A child picks cotton in Uzbekistan, part of the government's forced labor system. Photo: Cotton Campaign

A child picks cotton in Uzbekistan, part of the government’s forced labor system. Photo: Cotton Campaign

An estimated 5.5 million children labor in factories, brick kilns, farm fields and as domestic workers, exposed to dangerous and deadly working conditions and unable to attend school.

And 5.5 million is the number of signatures the nonprofit coalition End Child Slavery Week is seeking on a petition urging the United Nations (UN) to step up its focus on child slavery in the world body’s Sustainable Development Goals (SDG). The SDGs map the desired direction of member countries for the next 15 years.

The signatures will be hand-delivered to UN Secretary General Ban Ki-Moon as part of a broader campaign to revise the SDGs to incorporate a sharper global focus on addressing all forms of child labor, including enactment of appropriate laws to set and enforce a minimum age for employment, and measures to ensure that children go to school.

Help the campaign reach its goal: Sign the petition now.

“The number of child slaves has remained constant in the last two decades,” says Kailash Satyarthi, who won the Nobel Peace Prize this year for his work as a child rights’ activist. Child labor is a “largely neglected, ignored, denied aspect of human rights. Governments are saying they don’t have child labor” but “these children remain hidden behind the demonstrations of progress and modern images of government.”

In 1998, Satyarthi created the Global March Against Child Labor, a coalition of unions and child rights organizations from around the world, to work toward elimination of child labor. Global March members and partners are now in more than 140 countries. Many of these civil society groups, including the Solidarity Center, came together this year to launch End Child Slavery Week, focusing on improving the Sustainable Development Goals.

The mass mobilization campaign around the petition will ramp up November 20–26 with a week of public education focused on child labor and trafficking.

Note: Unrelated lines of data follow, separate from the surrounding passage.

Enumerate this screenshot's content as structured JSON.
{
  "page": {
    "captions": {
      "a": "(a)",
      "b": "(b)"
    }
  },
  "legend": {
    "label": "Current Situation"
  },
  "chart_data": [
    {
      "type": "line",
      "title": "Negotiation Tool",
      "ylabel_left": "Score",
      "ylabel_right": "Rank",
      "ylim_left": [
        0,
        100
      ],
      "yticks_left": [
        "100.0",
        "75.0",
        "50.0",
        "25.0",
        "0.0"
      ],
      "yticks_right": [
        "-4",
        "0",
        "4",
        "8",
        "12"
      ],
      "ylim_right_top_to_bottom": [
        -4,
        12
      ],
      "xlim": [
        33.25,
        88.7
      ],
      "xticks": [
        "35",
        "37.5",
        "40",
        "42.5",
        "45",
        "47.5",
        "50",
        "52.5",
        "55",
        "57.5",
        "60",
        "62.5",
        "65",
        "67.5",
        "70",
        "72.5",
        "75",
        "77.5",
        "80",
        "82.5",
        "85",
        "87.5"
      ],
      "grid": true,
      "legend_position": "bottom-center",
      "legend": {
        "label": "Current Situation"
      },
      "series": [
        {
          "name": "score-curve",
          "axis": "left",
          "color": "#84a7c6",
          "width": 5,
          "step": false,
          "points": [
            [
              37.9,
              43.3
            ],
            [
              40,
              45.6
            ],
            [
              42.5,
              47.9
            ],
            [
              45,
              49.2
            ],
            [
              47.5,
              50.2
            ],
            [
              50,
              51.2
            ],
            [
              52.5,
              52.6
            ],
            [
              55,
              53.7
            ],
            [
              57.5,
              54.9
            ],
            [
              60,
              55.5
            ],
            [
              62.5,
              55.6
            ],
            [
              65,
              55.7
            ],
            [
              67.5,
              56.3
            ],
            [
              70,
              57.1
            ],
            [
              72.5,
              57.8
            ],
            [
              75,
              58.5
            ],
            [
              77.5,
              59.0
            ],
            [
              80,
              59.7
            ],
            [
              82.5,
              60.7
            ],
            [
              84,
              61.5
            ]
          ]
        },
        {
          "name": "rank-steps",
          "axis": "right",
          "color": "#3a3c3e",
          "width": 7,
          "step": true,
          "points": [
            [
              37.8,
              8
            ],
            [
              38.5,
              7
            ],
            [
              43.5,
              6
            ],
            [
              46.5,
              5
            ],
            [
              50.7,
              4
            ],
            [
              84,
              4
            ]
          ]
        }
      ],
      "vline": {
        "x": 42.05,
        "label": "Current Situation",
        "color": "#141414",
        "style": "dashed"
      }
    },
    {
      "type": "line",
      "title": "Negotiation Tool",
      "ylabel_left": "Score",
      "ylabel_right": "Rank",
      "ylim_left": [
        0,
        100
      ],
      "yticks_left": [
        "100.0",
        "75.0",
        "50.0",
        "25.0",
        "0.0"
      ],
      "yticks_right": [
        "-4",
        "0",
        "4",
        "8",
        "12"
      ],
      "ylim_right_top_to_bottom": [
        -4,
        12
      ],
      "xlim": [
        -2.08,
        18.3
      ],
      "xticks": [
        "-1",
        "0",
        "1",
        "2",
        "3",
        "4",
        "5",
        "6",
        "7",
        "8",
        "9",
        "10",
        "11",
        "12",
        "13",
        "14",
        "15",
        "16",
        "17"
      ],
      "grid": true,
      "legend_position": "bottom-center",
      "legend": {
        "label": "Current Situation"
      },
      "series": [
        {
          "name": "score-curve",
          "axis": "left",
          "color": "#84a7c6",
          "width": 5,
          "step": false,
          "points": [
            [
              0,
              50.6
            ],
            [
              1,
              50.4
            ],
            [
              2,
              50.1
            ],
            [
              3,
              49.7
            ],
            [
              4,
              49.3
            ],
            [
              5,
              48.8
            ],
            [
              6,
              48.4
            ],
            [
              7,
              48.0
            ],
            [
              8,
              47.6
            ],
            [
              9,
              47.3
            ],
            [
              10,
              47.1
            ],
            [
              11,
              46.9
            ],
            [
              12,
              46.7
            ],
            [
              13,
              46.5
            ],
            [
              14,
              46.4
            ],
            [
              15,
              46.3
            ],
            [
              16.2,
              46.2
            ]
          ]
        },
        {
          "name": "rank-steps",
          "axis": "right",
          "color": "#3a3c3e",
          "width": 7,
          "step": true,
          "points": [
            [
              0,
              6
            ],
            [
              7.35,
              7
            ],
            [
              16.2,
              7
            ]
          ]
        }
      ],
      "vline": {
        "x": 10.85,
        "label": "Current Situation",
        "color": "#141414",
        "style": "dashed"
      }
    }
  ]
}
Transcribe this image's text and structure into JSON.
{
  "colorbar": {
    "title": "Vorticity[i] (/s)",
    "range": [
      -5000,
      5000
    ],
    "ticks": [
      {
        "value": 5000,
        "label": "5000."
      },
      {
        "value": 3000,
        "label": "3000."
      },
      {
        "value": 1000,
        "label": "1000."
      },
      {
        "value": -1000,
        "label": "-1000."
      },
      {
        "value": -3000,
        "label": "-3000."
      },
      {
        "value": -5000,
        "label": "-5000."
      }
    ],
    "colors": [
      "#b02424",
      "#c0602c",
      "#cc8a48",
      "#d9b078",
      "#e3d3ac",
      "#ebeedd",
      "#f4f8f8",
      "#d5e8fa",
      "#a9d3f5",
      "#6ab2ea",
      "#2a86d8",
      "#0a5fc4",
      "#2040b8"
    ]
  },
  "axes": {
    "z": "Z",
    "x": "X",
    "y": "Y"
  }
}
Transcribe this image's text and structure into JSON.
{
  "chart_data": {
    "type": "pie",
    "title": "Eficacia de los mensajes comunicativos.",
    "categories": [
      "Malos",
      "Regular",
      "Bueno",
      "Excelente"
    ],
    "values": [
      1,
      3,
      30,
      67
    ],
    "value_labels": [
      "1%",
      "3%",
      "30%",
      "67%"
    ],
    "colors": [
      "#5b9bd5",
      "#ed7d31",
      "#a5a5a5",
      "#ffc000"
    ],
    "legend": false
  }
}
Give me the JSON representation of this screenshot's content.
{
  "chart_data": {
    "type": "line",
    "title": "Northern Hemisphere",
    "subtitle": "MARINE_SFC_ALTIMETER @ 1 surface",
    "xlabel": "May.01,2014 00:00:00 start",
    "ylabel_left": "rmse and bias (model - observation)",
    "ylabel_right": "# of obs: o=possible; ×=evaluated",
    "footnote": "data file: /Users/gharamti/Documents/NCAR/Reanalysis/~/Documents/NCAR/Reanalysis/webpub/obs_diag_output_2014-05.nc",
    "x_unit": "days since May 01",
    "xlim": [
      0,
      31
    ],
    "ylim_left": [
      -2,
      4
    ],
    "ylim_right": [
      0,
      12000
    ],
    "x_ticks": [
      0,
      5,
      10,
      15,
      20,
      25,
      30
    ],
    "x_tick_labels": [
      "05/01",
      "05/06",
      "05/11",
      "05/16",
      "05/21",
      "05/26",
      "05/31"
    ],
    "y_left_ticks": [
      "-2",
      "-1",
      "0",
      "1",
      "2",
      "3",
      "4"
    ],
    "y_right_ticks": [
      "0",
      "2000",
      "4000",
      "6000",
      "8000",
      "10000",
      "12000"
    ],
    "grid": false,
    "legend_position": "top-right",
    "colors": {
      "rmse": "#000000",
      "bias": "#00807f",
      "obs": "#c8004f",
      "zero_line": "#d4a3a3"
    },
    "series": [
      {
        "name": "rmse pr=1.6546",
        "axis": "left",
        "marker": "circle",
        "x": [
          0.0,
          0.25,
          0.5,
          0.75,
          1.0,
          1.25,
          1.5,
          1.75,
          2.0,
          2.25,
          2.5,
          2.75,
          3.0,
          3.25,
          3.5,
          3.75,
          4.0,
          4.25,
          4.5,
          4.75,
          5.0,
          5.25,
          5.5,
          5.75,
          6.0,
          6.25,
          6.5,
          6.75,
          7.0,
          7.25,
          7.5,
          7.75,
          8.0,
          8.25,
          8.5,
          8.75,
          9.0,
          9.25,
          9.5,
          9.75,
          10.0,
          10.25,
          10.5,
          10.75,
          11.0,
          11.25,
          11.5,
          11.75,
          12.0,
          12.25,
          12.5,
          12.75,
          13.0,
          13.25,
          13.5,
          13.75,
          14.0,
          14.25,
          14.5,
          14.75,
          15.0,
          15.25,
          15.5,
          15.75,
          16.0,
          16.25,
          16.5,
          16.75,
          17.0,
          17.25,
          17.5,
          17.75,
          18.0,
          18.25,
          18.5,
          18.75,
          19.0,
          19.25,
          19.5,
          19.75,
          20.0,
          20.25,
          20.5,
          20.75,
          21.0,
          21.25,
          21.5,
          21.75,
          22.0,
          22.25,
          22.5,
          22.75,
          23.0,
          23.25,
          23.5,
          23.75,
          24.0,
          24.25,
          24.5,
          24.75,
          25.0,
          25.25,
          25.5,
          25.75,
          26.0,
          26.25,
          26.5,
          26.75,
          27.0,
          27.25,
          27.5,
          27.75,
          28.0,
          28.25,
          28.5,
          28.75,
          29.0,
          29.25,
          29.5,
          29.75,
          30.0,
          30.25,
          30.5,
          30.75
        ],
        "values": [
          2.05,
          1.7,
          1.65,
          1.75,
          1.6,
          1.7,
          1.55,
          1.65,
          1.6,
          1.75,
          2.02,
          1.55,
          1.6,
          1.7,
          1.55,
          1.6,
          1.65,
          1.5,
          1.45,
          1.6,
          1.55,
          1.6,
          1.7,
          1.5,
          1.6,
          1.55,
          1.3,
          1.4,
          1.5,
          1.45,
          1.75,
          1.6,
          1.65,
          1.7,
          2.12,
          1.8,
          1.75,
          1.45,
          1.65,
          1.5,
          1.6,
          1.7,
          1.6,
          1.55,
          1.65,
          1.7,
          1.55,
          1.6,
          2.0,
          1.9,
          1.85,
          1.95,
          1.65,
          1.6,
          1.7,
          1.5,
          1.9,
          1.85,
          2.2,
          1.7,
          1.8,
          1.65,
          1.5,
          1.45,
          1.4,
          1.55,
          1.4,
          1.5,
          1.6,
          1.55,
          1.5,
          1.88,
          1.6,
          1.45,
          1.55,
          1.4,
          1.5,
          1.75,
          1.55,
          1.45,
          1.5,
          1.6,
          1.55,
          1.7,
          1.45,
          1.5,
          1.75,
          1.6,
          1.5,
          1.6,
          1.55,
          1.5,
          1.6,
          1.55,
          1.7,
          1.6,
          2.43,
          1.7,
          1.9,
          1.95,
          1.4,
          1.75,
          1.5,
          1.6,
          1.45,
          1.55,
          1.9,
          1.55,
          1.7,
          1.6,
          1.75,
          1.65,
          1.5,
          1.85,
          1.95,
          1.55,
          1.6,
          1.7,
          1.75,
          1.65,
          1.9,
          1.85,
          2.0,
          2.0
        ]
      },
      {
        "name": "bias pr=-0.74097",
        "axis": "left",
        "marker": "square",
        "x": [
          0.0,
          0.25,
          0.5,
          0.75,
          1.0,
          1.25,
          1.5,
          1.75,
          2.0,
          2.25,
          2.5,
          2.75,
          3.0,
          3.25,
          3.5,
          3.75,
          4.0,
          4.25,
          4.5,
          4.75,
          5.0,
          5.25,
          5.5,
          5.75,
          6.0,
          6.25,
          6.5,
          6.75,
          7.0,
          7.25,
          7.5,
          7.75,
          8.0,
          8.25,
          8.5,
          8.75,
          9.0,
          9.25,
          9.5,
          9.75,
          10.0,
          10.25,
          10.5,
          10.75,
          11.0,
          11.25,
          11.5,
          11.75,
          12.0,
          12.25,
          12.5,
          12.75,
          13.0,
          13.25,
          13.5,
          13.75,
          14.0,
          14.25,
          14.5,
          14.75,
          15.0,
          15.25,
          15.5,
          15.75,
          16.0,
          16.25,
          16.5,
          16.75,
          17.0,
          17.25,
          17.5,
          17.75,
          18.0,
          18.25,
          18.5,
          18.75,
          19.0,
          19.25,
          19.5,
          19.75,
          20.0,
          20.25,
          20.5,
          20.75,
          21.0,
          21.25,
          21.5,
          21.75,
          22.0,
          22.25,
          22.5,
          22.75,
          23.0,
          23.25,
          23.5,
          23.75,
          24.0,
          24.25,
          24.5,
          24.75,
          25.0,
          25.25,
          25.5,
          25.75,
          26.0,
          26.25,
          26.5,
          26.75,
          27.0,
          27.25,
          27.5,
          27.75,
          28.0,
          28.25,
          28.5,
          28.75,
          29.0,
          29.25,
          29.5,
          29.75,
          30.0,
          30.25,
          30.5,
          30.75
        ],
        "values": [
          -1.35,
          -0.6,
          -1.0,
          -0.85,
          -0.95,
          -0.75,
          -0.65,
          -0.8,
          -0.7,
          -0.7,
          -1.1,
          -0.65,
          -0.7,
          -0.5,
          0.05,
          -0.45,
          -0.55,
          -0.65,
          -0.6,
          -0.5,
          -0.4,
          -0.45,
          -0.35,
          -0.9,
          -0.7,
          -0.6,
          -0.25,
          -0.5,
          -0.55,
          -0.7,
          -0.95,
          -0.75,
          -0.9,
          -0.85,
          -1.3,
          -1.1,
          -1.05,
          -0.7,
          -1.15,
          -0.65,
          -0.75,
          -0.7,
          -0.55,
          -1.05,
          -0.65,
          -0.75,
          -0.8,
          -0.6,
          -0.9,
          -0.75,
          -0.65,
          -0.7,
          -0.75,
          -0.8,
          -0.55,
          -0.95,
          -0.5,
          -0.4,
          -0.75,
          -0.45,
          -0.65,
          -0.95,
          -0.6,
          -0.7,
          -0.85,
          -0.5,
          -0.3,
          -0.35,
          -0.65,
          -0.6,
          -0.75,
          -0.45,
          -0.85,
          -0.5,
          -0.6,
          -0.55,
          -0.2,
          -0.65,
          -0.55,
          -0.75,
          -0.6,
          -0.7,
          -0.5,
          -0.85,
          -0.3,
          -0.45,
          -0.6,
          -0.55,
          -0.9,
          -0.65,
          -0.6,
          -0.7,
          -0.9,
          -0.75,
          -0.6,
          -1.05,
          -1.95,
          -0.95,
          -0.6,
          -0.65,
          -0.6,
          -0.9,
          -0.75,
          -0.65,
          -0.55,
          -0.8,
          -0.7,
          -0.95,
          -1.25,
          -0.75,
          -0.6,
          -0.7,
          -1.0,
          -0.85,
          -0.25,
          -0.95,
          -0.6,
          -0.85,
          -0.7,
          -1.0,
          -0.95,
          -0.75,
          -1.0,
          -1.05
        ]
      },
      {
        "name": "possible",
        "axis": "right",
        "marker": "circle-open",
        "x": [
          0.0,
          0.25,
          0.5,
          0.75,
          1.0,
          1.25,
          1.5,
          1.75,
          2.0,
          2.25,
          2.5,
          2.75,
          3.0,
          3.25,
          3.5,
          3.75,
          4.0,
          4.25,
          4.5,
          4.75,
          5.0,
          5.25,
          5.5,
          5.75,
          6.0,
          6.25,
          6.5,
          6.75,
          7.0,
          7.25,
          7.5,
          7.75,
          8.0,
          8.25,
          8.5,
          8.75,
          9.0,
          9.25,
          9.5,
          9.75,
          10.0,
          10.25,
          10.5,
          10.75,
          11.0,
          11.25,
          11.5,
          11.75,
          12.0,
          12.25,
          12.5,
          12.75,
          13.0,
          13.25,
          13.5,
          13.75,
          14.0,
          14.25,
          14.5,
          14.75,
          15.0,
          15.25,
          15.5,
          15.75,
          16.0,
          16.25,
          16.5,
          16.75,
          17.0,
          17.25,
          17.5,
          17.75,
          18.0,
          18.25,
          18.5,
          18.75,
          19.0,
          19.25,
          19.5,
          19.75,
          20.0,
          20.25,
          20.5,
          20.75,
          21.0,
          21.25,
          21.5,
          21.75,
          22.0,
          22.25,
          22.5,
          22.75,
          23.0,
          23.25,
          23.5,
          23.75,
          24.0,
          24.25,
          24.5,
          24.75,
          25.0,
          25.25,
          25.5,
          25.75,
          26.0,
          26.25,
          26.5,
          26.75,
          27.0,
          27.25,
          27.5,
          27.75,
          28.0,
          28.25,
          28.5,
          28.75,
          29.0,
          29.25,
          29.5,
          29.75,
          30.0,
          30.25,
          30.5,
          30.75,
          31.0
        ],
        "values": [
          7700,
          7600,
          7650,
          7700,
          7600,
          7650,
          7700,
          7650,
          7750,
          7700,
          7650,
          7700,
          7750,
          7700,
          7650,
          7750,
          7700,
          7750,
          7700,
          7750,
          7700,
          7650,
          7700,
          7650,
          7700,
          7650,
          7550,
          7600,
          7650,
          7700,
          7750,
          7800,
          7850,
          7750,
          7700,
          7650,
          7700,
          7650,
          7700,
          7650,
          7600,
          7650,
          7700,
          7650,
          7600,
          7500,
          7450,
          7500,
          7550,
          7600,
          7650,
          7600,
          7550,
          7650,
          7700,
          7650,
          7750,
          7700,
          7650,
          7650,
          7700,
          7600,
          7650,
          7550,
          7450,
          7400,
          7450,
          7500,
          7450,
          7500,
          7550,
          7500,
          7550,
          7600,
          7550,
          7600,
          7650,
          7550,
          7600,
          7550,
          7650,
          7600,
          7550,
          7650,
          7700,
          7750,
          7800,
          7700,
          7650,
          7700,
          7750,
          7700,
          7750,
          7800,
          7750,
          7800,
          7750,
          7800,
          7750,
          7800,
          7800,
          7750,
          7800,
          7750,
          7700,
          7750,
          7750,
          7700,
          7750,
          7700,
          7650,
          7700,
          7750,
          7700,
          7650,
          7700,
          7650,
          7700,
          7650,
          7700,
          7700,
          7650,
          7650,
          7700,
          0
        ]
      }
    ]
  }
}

Part of the education process involves making the connection between jobs that do not pay living wages and the subsequent need for parents to take desperate actions to support their families, such as sending their children to work, says Satyarthi. If workers had the ability to freely form and join unions to improve their working conditions, they could improve their wages and support their families, he says.

“If parents can’t buy for themselves, how can they buy for their children?” he asks.